I've been having some networking problems lately, and apparently it's
mucking up my logins and things like sudo sometimes as well.  Thanks
to Walt for telling me these two problems might be related.

I'm on a MacBook, and I wouldn't say this is the first time I've had
networking issues, but the hardware may not be at all the problem.

At home I use wireless and NetworkManager for that.  This is because
I've never managed to get wicd working correctly for my wireless.
Just tonight I had to stop dhcpcd for NM to actually connect.  Maybe
this is normal, I kind of forget how I hack things sometimes, though.

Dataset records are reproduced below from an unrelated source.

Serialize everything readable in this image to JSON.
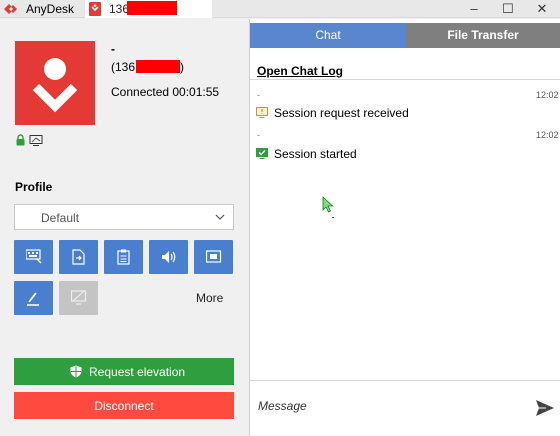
{
  "titlebar": {
    "app_name": "AnyDesk",
    "session_tab_label": "136",
    "window_controls": {
      "minimize": "–",
      "maximize": "☐",
      "close": "✕"
    }
  },
  "session": {
    "remote_name": "-",
    "remote_id_prefix": "(136",
    "remote_id_suffix": ")",
    "status": "Connected 00:01:55"
  },
  "profile": {
    "label": "Profile",
    "selected": "Default"
  },
  "toolbar": {
    "tools": [
      {
        "icon": "keyboard-icon"
      },
      {
        "icon": "file-transfer-icon"
      },
      {
        "icon": "clipboard-icon"
      },
      {
        "icon": "speaker-icon"
      },
      {
        "icon": "screen-icon"
      },
      {
        "icon": "pen-icon"
      },
      {
        "icon": "disabled-monitor-icon"
      }
    ],
    "more_label": "More"
  },
  "actions": {
    "request_elevation": "Request elevation",
    "disconnect": "Disconnect"
  },
  "tabs": {
    "chat": "Chat",
    "file_transfer": "File Transfer"
  },
  "chat": {
    "open_log_label": "Open Chat Log",
    "messages": [
      {
        "sender": "-",
        "time": "12:02",
        "text": "Session request received"
      },
      {
        "sender": "-",
        "time": "12:02",
        "text": "Session started"
      }
    ],
    "input_placeholder": "Message"
  },
  "colors": {
    "brand_red": "#e53935",
    "tool_blue": "#4a7ecf",
    "chat_tab": "#5a86d0",
    "file_tab": "#7f7f7f",
    "elevation_green": "#2e9e3e",
    "disconnect_red": "#ff4a3f"
  }
}
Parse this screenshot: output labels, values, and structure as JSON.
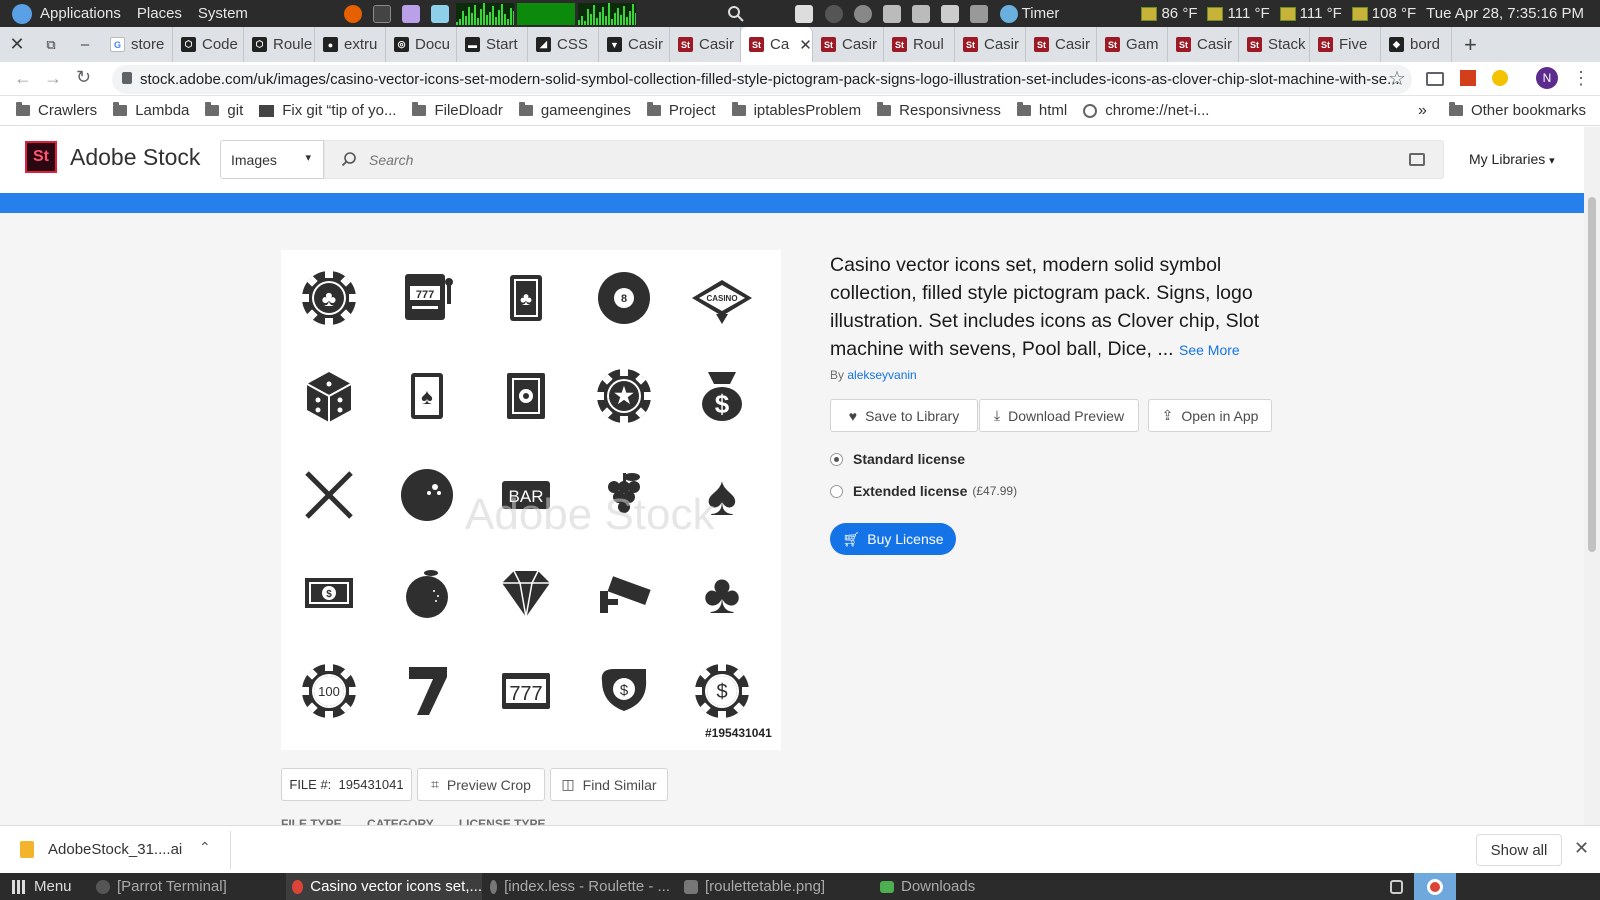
{
  "os": {
    "menus": [
      "Applications",
      "Places",
      "System"
    ],
    "timer_label": "Timer",
    "temps": [
      "86 °F",
      "111 °F",
      "111 °F",
      "108 °F"
    ],
    "clock": "Tue Apr 28, 7:35:16 PM"
  },
  "tabs": [
    {
      "label": "store",
      "fav": "G"
    },
    {
      "label": "Code",
      "fav": "⬡"
    },
    {
      "label": "Roule",
      "fav": "⬡"
    },
    {
      "label": "extru",
      "fav": "●"
    },
    {
      "label": "Docu",
      "fav": "◎"
    },
    {
      "label": "Start",
      "fav": "▬"
    },
    {
      "label": "CSS",
      "fav": "◢"
    },
    {
      "label": "Casir",
      "fav": "▼"
    },
    {
      "label": "Casir",
      "fav": "St"
    },
    {
      "label": "Ca",
      "fav": "St"
    },
    {
      "label": "Casir",
      "fav": "St"
    },
    {
      "label": "Roul",
      "fav": "St"
    },
    {
      "label": "Casir",
      "fav": "St"
    },
    {
      "label": "Casir",
      "fav": "St"
    },
    {
      "label": "Gam",
      "fav": "St"
    },
    {
      "label": "Casir",
      "fav": "St"
    },
    {
      "label": "Stack",
      "fav": "St"
    },
    {
      "label": "Five",
      "fav": "St"
    },
    {
      "label": "bord",
      "fav": "◆"
    }
  ],
  "toolbar": {
    "url": "stock.adobe.com/uk/images/casino-vector-icons-set-modern-solid-symbol-collection-filled-style-pictogram-pack-signs-logo-illustration-set-includes-icons-as-clover-chip-slot-machine-with-se...",
    "profile_initial": "N"
  },
  "bookmarks": {
    "items": [
      "Crawlers",
      "Lambda",
      "git",
      "Fix git “tip of yo...",
      "FileDloadr",
      "gameengines",
      "Project",
      "iptablesProblem",
      "Responsivness",
      "html",
      "chrome://net-i..."
    ],
    "overflow": "»",
    "other": "Other bookmarks"
  },
  "stock": {
    "logo_mark": "St",
    "logo_text": "Adobe Stock",
    "category": "Images",
    "search_placeholder": "Search",
    "my_libraries": "My Libraries",
    "watermark": "Adobe Stock",
    "file_number_label": "#195431041",
    "title": "Casino vector icons set, modern solid symbol collection, filled style pictogram pack. Signs, logo illustration. Set includes icons as Clover chip, Slot machine with sevens, Pool ball, Dice, ...",
    "see_more": "See More",
    "by": "By",
    "author": "alekseyvanin",
    "actions": {
      "save": "Save to Library",
      "download": "Download Preview",
      "open": "Open in App"
    },
    "licenses": {
      "standard": "Standard license",
      "extended": "Extended license",
      "extended_price": "(£47.99)"
    },
    "buy": "Buy License",
    "file_label": "FILE #:",
    "file_id": "195431041",
    "preview_crop": "Preview Crop",
    "find_similar": "Find Similar",
    "meta_headers": [
      "FILE TYPE",
      "CATEGORY",
      "LICENSE TYPE"
    ],
    "icons_grid": [
      "clover-chip-icon",
      "slot-machine-icon",
      "playing-card-clover-icon",
      "pool-ball-icon",
      "casino-sign-icon",
      "dice-icon",
      "playing-card-spade-icon",
      "safe-icon",
      "star-chip-icon",
      "money-bag-icon",
      "crossed-cues-icon",
      "pool-ball-3-icon",
      "bar-sign-icon",
      "grapes-icon",
      "spade-icon",
      "banknote-icon",
      "orange-icon",
      "diamond-icon",
      "security-camera-icon",
      "club-icon",
      "chip-100-icon",
      "seven-icon",
      "slot-777-icon",
      "cash-hand-icon",
      "dollar-chip-icon"
    ],
    "chip_label": "100",
    "bar_label": "BAR",
    "casino_label": "CASINO",
    "slot_label": "777"
  },
  "downloads": {
    "file": "AdobeStock_31....ai",
    "show_all": "Show all"
  },
  "taskbar": {
    "menu": "Menu",
    "items": [
      "[Parrot Terminal]",
      "Casino vector icons set,...",
      "[index.less - Roulette - ...",
      "[roulettetable.png]",
      "Downloads"
    ]
  }
}
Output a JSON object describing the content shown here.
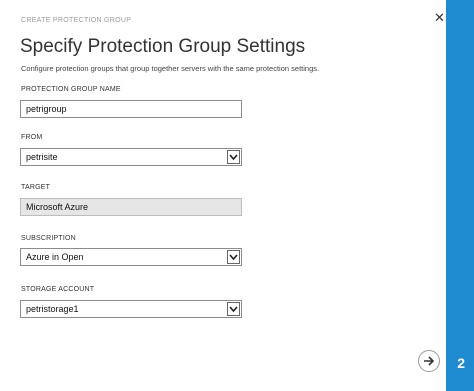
{
  "dialog": {
    "header": "CREATE PROTECTION GROUP",
    "title": "Specify Protection Group Settings",
    "subtitle": "Configure protection groups that group together servers with the same protection settings.",
    "step": "2"
  },
  "fields": {
    "name": {
      "label": "PROTECTION GROUP NAME",
      "value": "petrigroup"
    },
    "from": {
      "label": "FROM",
      "value": "petrisite"
    },
    "target": {
      "label": "TARGET",
      "value": "Microsoft Azure"
    },
    "subscription": {
      "label": "SUBSCRIPTION",
      "value": "Azure in Open"
    },
    "storage": {
      "label": "STORAGE ACCOUNT",
      "value": "petristorage1"
    }
  },
  "icons": {
    "close": "close-icon",
    "next": "arrow-right-icon",
    "dropdown": "chevron-down-icon"
  },
  "colors": {
    "accent": "#1e8bd0",
    "disabled_bg": "#e6e6e6"
  }
}
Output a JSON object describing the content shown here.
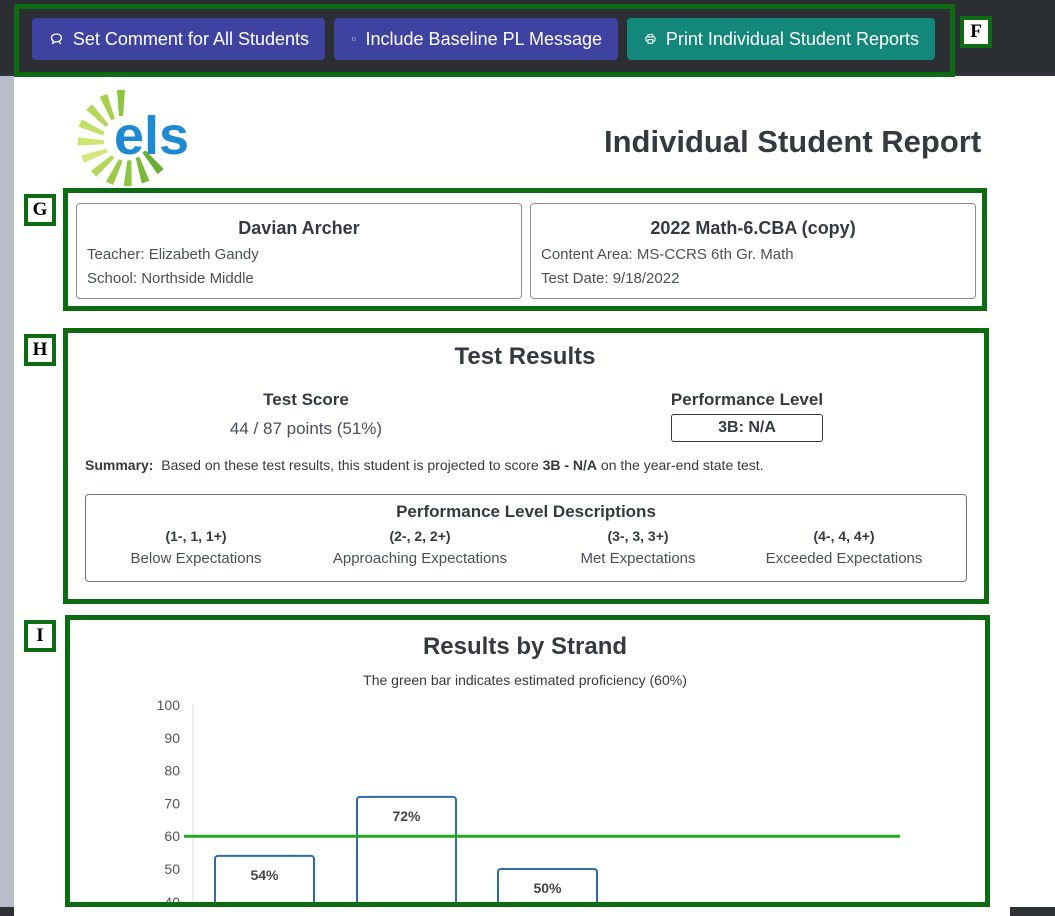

At work I'm using DHCP, and the nameserver is controlled by the
network.  In that case, if I reboot, I (sometimes) get a correct IP.
Normally I'm on top of what's controlling what, but I'm more confused
these days.  I can't tell if it's done by net, or dhcpd or what, since
restarting them doesn't usually reboot net.eth0.  Sometimes I get wicd
working on it.  It's kind of a mess!

Very curiously, as in my previous post I mentioned, sometimes I'm
getting resolv.conf for a university I visited like last month.  Why
or how that would happen I don't know.  It's some config problem?  I
need to dig through everything, since sometimes at the university I
statically connect, but I'm pretty sure all those are commented out.
Why it will assign me up to three different nameservers, seemingly
randomly, for ethernet, I can't understand.

So, firstly I'll need some troubleshooting.  I already have wireshark
installed, so that could be helpful.

I guess what might be helpful right now is how to purge my networking
stuff and just start it all from scratch.  There is so much garbage
installed right now so I can hack it together that it's just a mess
(this happened because I can get it to function eventually, yuck).